すると、監督は真剣な顔で俺の方を叩いた。
「いいか、よく聞け。君が両親に話していたように、一番はバ〇サのセレクションに受かることが目標だった。だけど、もし落ちたとしても、この全国大会で活躍を認められてスカウトされる可能性もある。そうだったろ?」
「......あ゛い゛、でも───ぞんなのかのうぜいひぐいじゃないですが」
「お、ようやく声が聞けた」
口をひらけば、今まで出したことがないような声が出る。それを聞いて、監督は再び笑った。
「なあ、可能性が低いことは否定しない。けどな、俺が保証する。今回の全国大会は一味違うぞ。ジュニアユースのスカウトはもちろんだし、付属中学のある高校やJリーグ、それに雑誌なんかの調査隊が大勢注目している。それに、その中には海外の下部組織のスカウトも含まれてるんだ。......これは、俺が実際に目にしたから間違いない。バル〇レベルのクラブが確実にひとつは見に来てる。信じろ、パワプロ」
確かに、観客席どころかそうでないところまで人だかりができていた気がする。監督のいうように、海外のスカウトも来ているかもしれない。

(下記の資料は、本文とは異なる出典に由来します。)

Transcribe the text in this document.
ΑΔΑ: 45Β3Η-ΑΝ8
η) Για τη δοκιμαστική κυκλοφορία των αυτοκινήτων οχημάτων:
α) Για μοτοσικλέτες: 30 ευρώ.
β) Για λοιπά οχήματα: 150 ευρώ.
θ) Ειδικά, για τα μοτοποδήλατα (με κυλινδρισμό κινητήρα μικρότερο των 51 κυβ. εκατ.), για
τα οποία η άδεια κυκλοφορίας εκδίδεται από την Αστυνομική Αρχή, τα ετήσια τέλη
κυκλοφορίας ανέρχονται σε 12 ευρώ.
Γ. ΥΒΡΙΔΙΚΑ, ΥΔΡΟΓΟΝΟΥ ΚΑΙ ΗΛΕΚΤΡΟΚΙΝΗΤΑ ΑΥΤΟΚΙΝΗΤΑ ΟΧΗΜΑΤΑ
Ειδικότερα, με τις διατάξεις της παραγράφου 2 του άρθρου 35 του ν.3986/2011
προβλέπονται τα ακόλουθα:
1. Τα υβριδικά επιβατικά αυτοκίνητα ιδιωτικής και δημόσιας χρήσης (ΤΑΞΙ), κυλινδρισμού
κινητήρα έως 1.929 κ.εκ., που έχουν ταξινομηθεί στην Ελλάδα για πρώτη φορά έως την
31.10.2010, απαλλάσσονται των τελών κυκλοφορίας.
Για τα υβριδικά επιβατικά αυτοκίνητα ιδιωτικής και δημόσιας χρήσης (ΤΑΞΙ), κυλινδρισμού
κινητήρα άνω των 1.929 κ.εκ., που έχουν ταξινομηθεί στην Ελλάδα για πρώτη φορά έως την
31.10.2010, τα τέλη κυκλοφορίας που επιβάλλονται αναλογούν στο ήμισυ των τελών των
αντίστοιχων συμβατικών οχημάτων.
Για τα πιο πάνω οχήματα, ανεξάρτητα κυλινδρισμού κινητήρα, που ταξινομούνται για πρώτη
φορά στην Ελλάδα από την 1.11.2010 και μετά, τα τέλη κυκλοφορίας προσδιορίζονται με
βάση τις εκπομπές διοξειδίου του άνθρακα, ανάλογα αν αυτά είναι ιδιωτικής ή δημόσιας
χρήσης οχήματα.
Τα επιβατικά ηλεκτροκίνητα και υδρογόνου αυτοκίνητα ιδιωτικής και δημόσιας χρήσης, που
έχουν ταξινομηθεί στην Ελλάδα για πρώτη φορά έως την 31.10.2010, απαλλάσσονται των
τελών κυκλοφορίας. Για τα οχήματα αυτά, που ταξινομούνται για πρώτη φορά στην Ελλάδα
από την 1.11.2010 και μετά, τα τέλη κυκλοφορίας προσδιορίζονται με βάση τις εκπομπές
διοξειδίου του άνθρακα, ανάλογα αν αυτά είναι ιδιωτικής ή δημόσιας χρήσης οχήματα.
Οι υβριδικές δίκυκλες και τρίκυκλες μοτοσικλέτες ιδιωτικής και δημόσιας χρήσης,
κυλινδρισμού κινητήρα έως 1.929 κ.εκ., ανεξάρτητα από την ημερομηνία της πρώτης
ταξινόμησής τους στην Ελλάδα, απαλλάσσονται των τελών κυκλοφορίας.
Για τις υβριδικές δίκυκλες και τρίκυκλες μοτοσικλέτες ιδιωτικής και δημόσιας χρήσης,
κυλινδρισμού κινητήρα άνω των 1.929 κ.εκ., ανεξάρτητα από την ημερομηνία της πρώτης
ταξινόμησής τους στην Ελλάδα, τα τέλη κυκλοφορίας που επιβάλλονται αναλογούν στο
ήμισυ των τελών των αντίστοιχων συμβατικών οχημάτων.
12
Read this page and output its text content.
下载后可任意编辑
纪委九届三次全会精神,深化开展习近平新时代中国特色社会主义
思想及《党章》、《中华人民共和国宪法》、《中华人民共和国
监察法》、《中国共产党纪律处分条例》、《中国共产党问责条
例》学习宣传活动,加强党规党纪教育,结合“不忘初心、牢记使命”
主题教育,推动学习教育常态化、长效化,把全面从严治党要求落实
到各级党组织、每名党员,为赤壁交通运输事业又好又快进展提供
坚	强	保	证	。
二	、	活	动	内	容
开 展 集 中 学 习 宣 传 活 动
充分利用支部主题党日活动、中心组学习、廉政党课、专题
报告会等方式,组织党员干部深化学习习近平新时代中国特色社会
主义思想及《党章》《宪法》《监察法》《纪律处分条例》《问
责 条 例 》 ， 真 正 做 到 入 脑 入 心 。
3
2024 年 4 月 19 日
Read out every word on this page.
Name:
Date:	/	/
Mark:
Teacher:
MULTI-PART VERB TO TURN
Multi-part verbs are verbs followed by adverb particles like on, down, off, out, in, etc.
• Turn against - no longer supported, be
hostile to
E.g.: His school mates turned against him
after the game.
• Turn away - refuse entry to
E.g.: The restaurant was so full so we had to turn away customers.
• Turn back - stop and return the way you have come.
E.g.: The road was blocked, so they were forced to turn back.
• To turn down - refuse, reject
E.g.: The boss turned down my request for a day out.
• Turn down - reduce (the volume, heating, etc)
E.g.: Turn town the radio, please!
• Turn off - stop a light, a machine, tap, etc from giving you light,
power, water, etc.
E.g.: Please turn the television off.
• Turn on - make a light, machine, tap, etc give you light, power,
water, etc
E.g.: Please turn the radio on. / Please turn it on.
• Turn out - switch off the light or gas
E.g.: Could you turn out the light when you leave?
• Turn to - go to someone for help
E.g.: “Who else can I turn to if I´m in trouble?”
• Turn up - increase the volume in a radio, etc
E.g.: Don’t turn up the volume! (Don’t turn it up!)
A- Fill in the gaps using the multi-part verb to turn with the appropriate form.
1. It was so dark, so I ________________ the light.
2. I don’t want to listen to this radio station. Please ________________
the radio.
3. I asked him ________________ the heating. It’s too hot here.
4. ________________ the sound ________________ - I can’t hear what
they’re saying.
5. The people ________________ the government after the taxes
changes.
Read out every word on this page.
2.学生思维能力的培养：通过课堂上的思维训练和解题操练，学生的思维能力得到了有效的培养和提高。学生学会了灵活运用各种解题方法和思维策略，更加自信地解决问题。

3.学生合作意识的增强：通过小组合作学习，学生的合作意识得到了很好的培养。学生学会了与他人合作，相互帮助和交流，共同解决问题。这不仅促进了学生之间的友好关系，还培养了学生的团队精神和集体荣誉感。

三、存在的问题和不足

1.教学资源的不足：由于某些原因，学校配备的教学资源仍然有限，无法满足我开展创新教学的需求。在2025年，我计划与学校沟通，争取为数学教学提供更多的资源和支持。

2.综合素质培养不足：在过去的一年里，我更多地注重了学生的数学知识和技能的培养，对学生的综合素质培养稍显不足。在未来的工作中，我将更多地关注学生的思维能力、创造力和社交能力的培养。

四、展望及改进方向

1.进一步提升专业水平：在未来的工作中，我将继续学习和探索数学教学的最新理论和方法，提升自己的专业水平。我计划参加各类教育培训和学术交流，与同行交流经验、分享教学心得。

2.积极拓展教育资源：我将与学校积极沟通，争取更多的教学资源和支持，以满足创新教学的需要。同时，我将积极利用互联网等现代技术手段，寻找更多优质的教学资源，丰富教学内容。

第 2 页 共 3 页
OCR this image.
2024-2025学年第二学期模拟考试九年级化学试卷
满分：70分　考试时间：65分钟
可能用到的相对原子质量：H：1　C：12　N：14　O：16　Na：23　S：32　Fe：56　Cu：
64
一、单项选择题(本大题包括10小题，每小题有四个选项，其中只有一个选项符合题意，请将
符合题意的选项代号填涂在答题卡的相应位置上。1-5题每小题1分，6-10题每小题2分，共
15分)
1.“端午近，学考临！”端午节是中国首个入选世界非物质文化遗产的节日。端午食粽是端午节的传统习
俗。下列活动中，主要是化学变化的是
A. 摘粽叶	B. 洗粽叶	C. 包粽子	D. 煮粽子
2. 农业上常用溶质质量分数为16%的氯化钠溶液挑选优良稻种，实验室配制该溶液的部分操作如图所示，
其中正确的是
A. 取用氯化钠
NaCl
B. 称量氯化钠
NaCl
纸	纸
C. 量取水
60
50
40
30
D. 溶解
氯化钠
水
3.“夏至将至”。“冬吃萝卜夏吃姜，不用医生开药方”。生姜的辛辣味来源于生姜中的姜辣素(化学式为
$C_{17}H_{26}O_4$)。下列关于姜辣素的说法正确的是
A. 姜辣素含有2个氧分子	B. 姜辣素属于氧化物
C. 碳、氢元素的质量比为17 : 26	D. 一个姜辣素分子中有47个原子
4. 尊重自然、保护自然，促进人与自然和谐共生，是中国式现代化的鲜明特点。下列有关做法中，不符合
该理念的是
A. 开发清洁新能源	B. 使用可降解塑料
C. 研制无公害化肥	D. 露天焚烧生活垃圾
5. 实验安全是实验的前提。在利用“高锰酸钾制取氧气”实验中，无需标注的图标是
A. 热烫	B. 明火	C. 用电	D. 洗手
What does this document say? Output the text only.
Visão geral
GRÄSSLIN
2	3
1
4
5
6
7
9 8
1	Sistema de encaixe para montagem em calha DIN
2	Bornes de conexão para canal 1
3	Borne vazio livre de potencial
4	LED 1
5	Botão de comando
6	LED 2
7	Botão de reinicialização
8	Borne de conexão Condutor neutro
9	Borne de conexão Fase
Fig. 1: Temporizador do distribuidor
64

───けれど、俺はバル〇には認めて貰えなかったのだ。
「ぐふっ、ぐすっぐずっ」
「だめかあ。......仕方ない。もう時間が無いんだ。申し訳ないがツカサ、パワプロを頼めるか? あるいは、パワプロと仲のいい銀崎ちゃんに任せてもいいかもしれない」
「いいえ───私が、一緒にいます」
「そうか、わかった」
そう言って、六庵コーチと共に鶴屋監督は去っていく。今日の9時半から試合が始まるのだ。もうバスに乗って出る必要があった。だが、俺は準備が終わっていない。ツカサにそれを付き合わせれば彼女も試合に遅れてしまう。
「ツカサ、先いけよ......」
「できるわけない。申し訳ないって思うんだったら、立って前を向いて」
叱咤されても、俺は顔を上げることが出来ない。涙と鼻水で頭が重い。前なんて見えない。
ツカサに腰を支えられ、とぼとぼと歩いていると目の前に人が立ち塞がった。
「ゆうる......」
ツカサが驚いたように立ち止まり、その言葉に俺も顔をあげる。が、自分の顔がみっともなくなっているのに気づいて顔を落とした。
だが、正真正銘ゆうるちゃんだった。一瞬見た彼女は、非常に心配そうな顔をしていた。
「ツカサちゃん。バスで先に行っててください。パワプロくんは、私が電車であとから届けます」
「ゆうる......。無理しなくても」
「いいえ、無理してなんかないです。私は無理を言って選手の皆さんと同行しているんです。これくらいやらないと、申し訳ないですから」
その言葉に、ツカサはどうやら頷いたようだった。そして、俺を少し進ませ、ゆうるちゃんに預けた。握られていた右の手のひらが、ややあって離れる。
「───お願い、ゆうる」
「任されました。必ず、絶対に間に合わせます。最悪この辺の子たちを総動員してでもです!」
「ありがとう。......恩に着る」
そう言って、ツカサは離れていった。
今度は、ゆうるちゃんが俺を支える。半ば押されるようにして、二人はエレベーターに向かった。